When it comes to limitations of CDR, the NAI-article identifies two main themes:
(1) What is being tracked is not persons but rather devices (or SIM cards more specifically), and, as we latest know from James’ & Versteegs (2007) seminal article Mobile phones in Africa: how much do we really know?, the figure of mobile phone users and mobile phone owners – especially in Africa – is not necessarily the same due to shared phone usage. For research on mobile phone diffusion, this means that there is a tendency of the figure of actual users being higher than the reported figure of registered SIM-cards (or lines, as they are called e.g. in Kenya). The latter, however, is the basis that most available longitudinal statistics (see ITU as an example) rely upon – the number of active SIM-cards as reported by the phone providers.* In relation to that, for research on the movement of people a major challenge will be that – especially in regions where shared access represents a dominant mode of phone usage – it will be difficult to pinpoint the movement of a “CDR-data point” to a specific person. This would not only affect research on urban density or the movement of people, but also other potential use cases I do see for CDR in social science research, which is social network analysis or crime investigation for instance.
(2) The second drawback of the usage of CDR is that any conclusion that is drawn from such data is quintessentially non-representative, i.e. it allows conclusions for mobile phone users only. “CDR only tells us something about people with phones. It is likely that rich people have several phones and it is also likely that their behaviour differs from that of poor people. Thus, the information does not reflect the population at large. Particularly in Africa, many people live beyond the range of CDR and therefore it is tricky to draw general conclusions,” Johan Kiessling notes.
Generally speaking, another important question will be how such extremely sensitive data can be obtained or used anyway, which essentially is a matter of privacy, data protection and research ethics. This is, because while the availability of “call detail/data-records” are problematic in their own right when it comes to privacy and/or security, the situation gets even more tricky when such data is merged with additional publicly available data. An astonishing example on what such a merger might look like has been put together into an interactive graphic by the German weekly newspaper DIE ZEIT a while ago. A German green party politician had sued German telecoms giant Deutsche Telekom to hand over “six months of his phone data that he then made available to ZEIT ONLINE. [They] combined this geolocation data with information relating to his life as a politician, such as Twitter feeds, blog entries and websites, all of which is freely available on the internet”.

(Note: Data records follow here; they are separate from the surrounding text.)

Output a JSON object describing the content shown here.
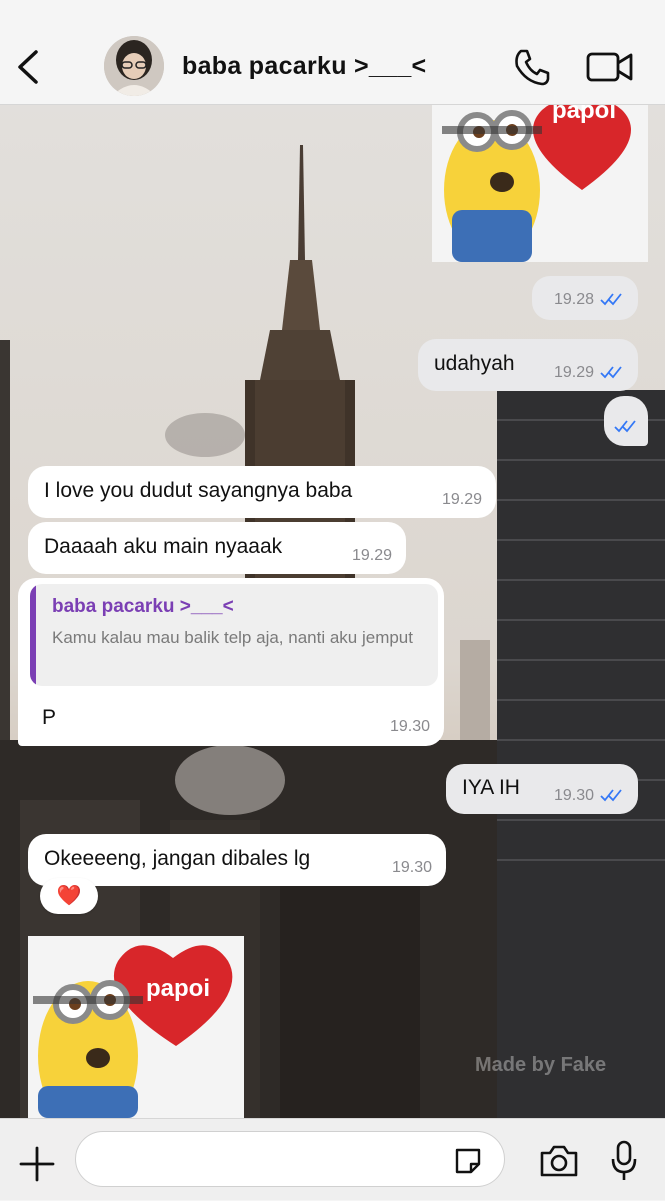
{
  "header": {
    "contact_name": "baba pacarku >___<"
  },
  "messages": [
    {
      "id": "m1",
      "direction": "outgoing",
      "type": "sticker",
      "sticker_text": "papoi"
    },
    {
      "id": "m2",
      "direction": "outgoing",
      "type": "sticker-time",
      "time": "19.28",
      "read": true
    },
    {
      "id": "m3",
      "direction": "outgoing",
      "type": "text",
      "text": "udahyah",
      "time": "19.29",
      "read": true
    },
    {
      "id": "m4",
      "direction": "outgoing",
      "type": "text",
      "text": "",
      "time": "19.29",
      "read": true
    },
    {
      "id": "m5",
      "direction": "incoming",
      "type": "text",
      "text": "I love you dudut sayangnya baba",
      "time": "19.29"
    },
    {
      "id": "m6",
      "direction": "incoming",
      "type": "text",
      "text": "Daaaah aku main nyaaak",
      "time": "19.29"
    },
    {
      "id": "m7",
      "direction": "incoming",
      "type": "reply",
      "reply_to_name": "baba pacarku >___<",
      "reply_to_text": "Kamu kalau mau balik telp aja, nanti aku jemput",
      "text": "P",
      "time": "19.30"
    },
    {
      "id": "m8",
      "direction": "outgoing",
      "type": "text",
      "text": "IYA IH",
      "time": "19.30",
      "read": true
    },
    {
      "id": "m9",
      "direction": "incoming",
      "type": "text",
      "text": "Okeeeeng, jangan dibales lg",
      "time": "19.30",
      "reaction": "❤️"
    },
    {
      "id": "m10",
      "direction": "incoming",
      "type": "sticker",
      "sticker_text": "papoi"
    }
  ],
  "watermark": "Made by Fake",
  "input": {
    "placeholder": "",
    "value": ""
  },
  "colors": {
    "header_bg": "#f6f6f6",
    "incoming_bubble": "#ffffff",
    "outgoing_bubble": "#e9e9eb",
    "read_ticks": "#3478f6",
    "reply_accent": "#7b3fb4"
  },
  "icons": {
    "back": "chevron-left-icon",
    "call": "phone-icon",
    "video": "video-camera-icon",
    "plus": "plus-icon",
    "sticker": "sticker-icon",
    "camera": "camera-icon",
    "mic": "microphone-icon"
  }
}
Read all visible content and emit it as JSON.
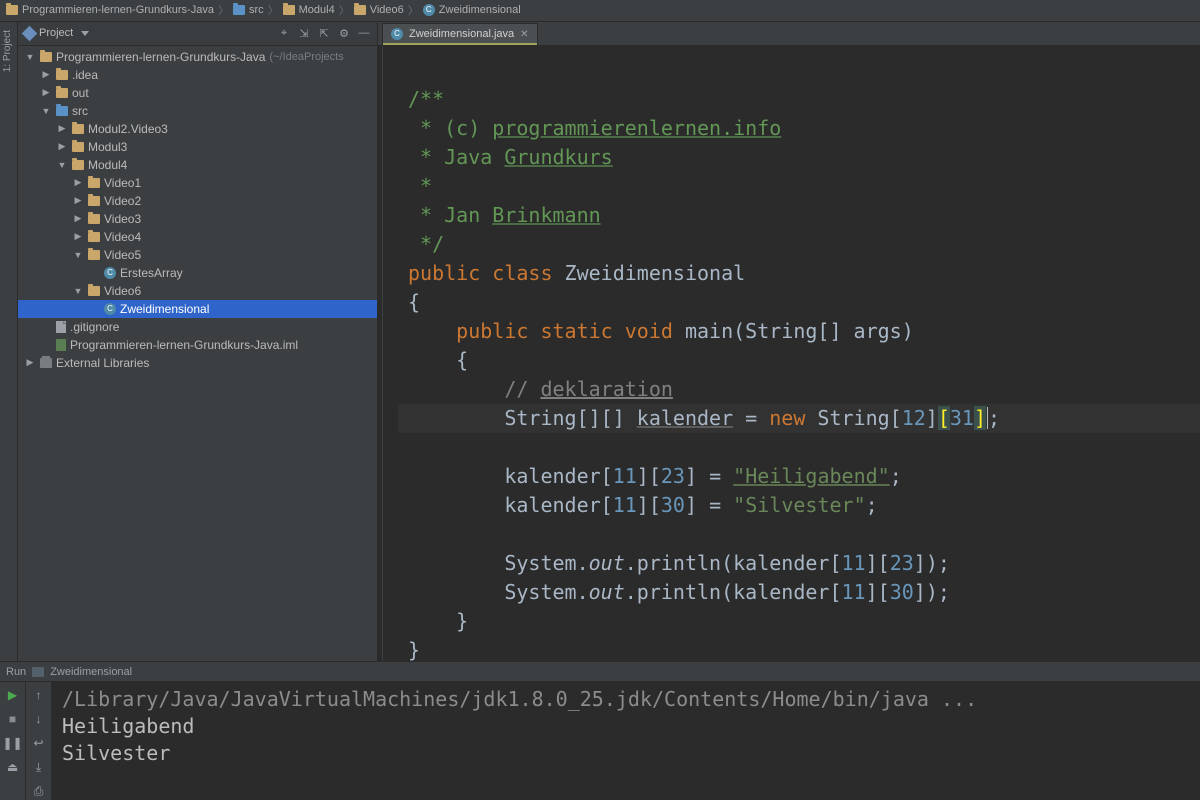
{
  "breadcrumb": {
    "items": [
      {
        "icon": "folder",
        "label": "Programmieren-lernen-Grundkurs-Java"
      },
      {
        "icon": "folder-blue",
        "label": "src"
      },
      {
        "icon": "folder",
        "label": "Modul4"
      },
      {
        "icon": "folder",
        "label": "Video6"
      },
      {
        "icon": "class",
        "label": "Zweidimensional"
      }
    ]
  },
  "left_gutter_label": "1: Project",
  "project_panel": {
    "title": "Project",
    "toolbar": [
      "target",
      "autoscroll",
      "collapse",
      "settings",
      "hide"
    ]
  },
  "tree": [
    {
      "depth": 0,
      "exp": "▼",
      "icon": "folder",
      "label": "Programmieren-lernen-Grundkurs-Java",
      "note": "(~/IdeaProjects"
    },
    {
      "depth": 1,
      "exp": "▶",
      "icon": "folder",
      "label": ".idea"
    },
    {
      "depth": 1,
      "exp": "▶",
      "icon": "folder",
      "label": "out"
    },
    {
      "depth": 1,
      "exp": "▼",
      "icon": "folder-blue",
      "label": "src"
    },
    {
      "depth": 2,
      "exp": "▶",
      "icon": "folder",
      "label": "Modul2.Video3"
    },
    {
      "depth": 2,
      "exp": "▶",
      "icon": "folder",
      "label": "Modul3"
    },
    {
      "depth": 2,
      "exp": "▼",
      "icon": "folder",
      "label": "Modul4"
    },
    {
      "depth": 3,
      "exp": "▶",
      "icon": "folder",
      "label": "Video1"
    },
    {
      "depth": 3,
      "exp": "▶",
      "icon": "folder",
      "label": "Video2"
    },
    {
      "depth": 3,
      "exp": "▶",
      "icon": "folder",
      "label": "Video3"
    },
    {
      "depth": 3,
      "exp": "▶",
      "icon": "folder",
      "label": "Video4"
    },
    {
      "depth": 3,
      "exp": "▼",
      "icon": "folder",
      "label": "Video5"
    },
    {
      "depth": 4,
      "exp": "",
      "icon": "class",
      "label": "ErstesArray"
    },
    {
      "depth": 3,
      "exp": "▼",
      "icon": "folder",
      "label": "Video6"
    },
    {
      "depth": 4,
      "exp": "",
      "icon": "class",
      "label": "Zweidimensional",
      "selected": true
    },
    {
      "depth": 1,
      "exp": "",
      "icon": "file",
      "label": ".gitignore"
    },
    {
      "depth": 1,
      "exp": "",
      "icon": "iml",
      "label": "Programmieren-lernen-Grundkurs-Java.iml"
    },
    {
      "depth": 0,
      "exp": "▶",
      "icon": "lib",
      "label": "External Libraries"
    }
  ],
  "editor": {
    "tab": {
      "label": "Zweidimensional.java"
    },
    "lines": [
      {
        "t": "blank"
      },
      {
        "t": "doc",
        "text": "/**"
      },
      {
        "t": "doc-u",
        "prefix": " * (c) ",
        "u": "programmierenlernen.info"
      },
      {
        "t": "doc-u",
        "prefix": " * Java ",
        "u": "Grundkurs"
      },
      {
        "t": "doc",
        "text": " *"
      },
      {
        "t": "doc-u",
        "prefix": " * Jan ",
        "u": "Brinkmann"
      },
      {
        "t": "doc",
        "text": " */"
      },
      {
        "t": "class-decl",
        "kw1": "public",
        "kw2": "class",
        "name": "Zweidimensional"
      },
      {
        "t": "plain",
        "text": "{"
      },
      {
        "t": "main-decl",
        "indent": "    ",
        "kw": "public static void",
        "name": "main",
        "args": "(String[] args)"
      },
      {
        "t": "plain",
        "text": "    {"
      },
      {
        "t": "cmt",
        "indent": "        ",
        "slashes": "// ",
        "u": "deklaration"
      },
      {
        "t": "decl-new",
        "hl": true,
        "indent": "        ",
        "lhs": "String[][] ",
        "uvar": "kalender",
        "mid": " = ",
        "kw": "new",
        "after": " String",
        "b1": "[",
        "n1": "12",
        "b2": "]",
        "hl_open": "[",
        "n2": "31",
        "hl_close": "]",
        "tail": ";"
      },
      {
        "t": "blank"
      },
      {
        "t": "assign",
        "indent": "        ",
        "lhs": "kalender[",
        "n1": "11",
        "mid": "][",
        "n2": "23",
        "rhs": "] = ",
        "stru": "\"Heiligabend\"",
        "tail": ";"
      },
      {
        "t": "assign",
        "indent": "        ",
        "lhs": "kalender[",
        "n1": "11",
        "mid": "][",
        "n2": "30",
        "rhs": "] = ",
        "str": "\"Silvester\"",
        "tail": ";"
      },
      {
        "t": "blank"
      },
      {
        "t": "print",
        "indent": "        ",
        "pre": "System.",
        "out": "out",
        "post": ".println(kalender[",
        "n1": "11",
        "mid": "][",
        "n2": "23",
        "tail": "]);"
      },
      {
        "t": "print",
        "indent": "        ",
        "pre": "System.",
        "out": "out",
        "post": ".println(kalender[",
        "n1": "11",
        "mid": "][",
        "n2": "30",
        "tail": "]);"
      },
      {
        "t": "plain",
        "text": "    }"
      },
      {
        "t": "plain",
        "text": "}"
      }
    ]
  },
  "run": {
    "header_prefix": "Run",
    "header_name": "Zweidimensional",
    "cmd": "/Library/Java/JavaVirtualMachines/jdk1.8.0_25.jdk/Contents/Home/bin/java ...",
    "out1": "Heiligabend",
    "out2": "Silvester"
  }
}
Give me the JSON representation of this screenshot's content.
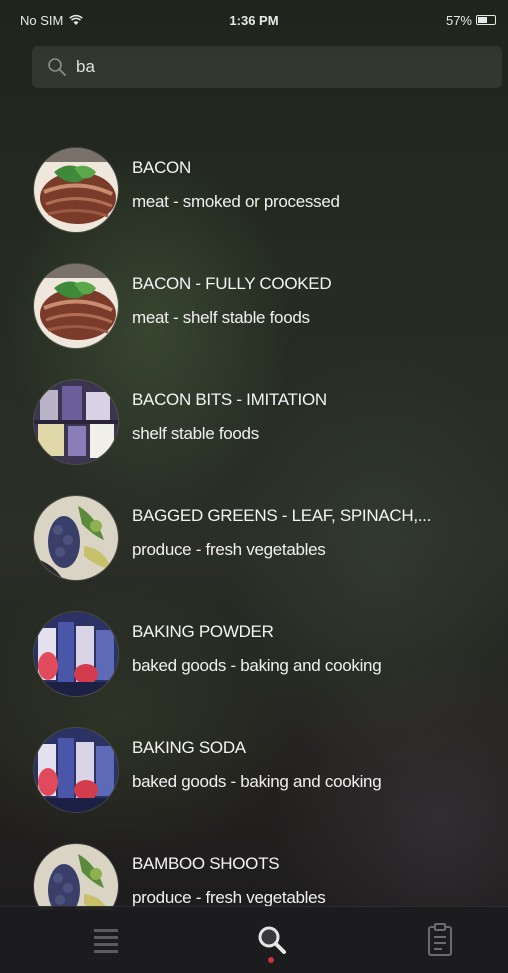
{
  "status_bar": {
    "carrier": "No SIM",
    "time": "1:36 PM",
    "battery_text": "57%",
    "battery_level": 0.57
  },
  "search": {
    "value": "ba",
    "icon": "search-icon"
  },
  "results": [
    {
      "title": "BACON",
      "subtitle": "meat - smoked or processed",
      "thumb": "steak"
    },
    {
      "title": "BACON - FULLY COOKED",
      "subtitle": "meat - shelf stable foods",
      "thumb": "steak"
    },
    {
      "title": "BACON BITS - IMITATION",
      "subtitle": "shelf stable foods",
      "thumb": "pantry"
    },
    {
      "title": "BAGGED GREENS - LEAF, SPINACH,...",
      "subtitle": "produce - fresh vegetables",
      "thumb": "produce"
    },
    {
      "title": "BAKING POWDER",
      "subtitle": "baked goods - baking and cooking",
      "thumb": "baked"
    },
    {
      "title": "BAKING SODA",
      "subtitle": "baked goods - baking and cooking",
      "thumb": "baked"
    },
    {
      "title": "BAMBOO SHOOTS",
      "subtitle": "produce - fresh vegetables",
      "thumb": "produce"
    }
  ],
  "tab_bar": {
    "tabs": [
      {
        "name": "list",
        "icon": "list-icon",
        "active": false
      },
      {
        "name": "search",
        "icon": "search-icon",
        "active": true
      },
      {
        "name": "clipboard",
        "icon": "clipboard-icon",
        "active": false
      }
    ],
    "active_color": "#d0303a"
  }
}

Click on the graphic below for the interactive map.
Source article: Cellphone data into research, the Nordic Africa Institute (December 2014)
*EDIT: While writing those lines here, I double-checked this fact for validity and found that the ITU recently changed their statistical basis, probably taking account of this weakness: as for the definitions and standards of their ICT-indicators, the ITU points out “Mobile-cellular telephone subscriptions, by postpaid/prepaid” in the 2011-edition of their Handbook on Data Collection (see p. 33), but “Proportion of individuals using a mobile cellular telephone” in the 2014-edition of the Handbook (see p. 60). While the former figure is based on registered SIM-cards as reported by service providers, the latter figure is derived from a survey question “Have you used a mobile telephone in the last three months? Yes/No” (ibid.). This adaption should lead to a much clearer statistical picture of mobile phone access and usage than a ownership-based model.)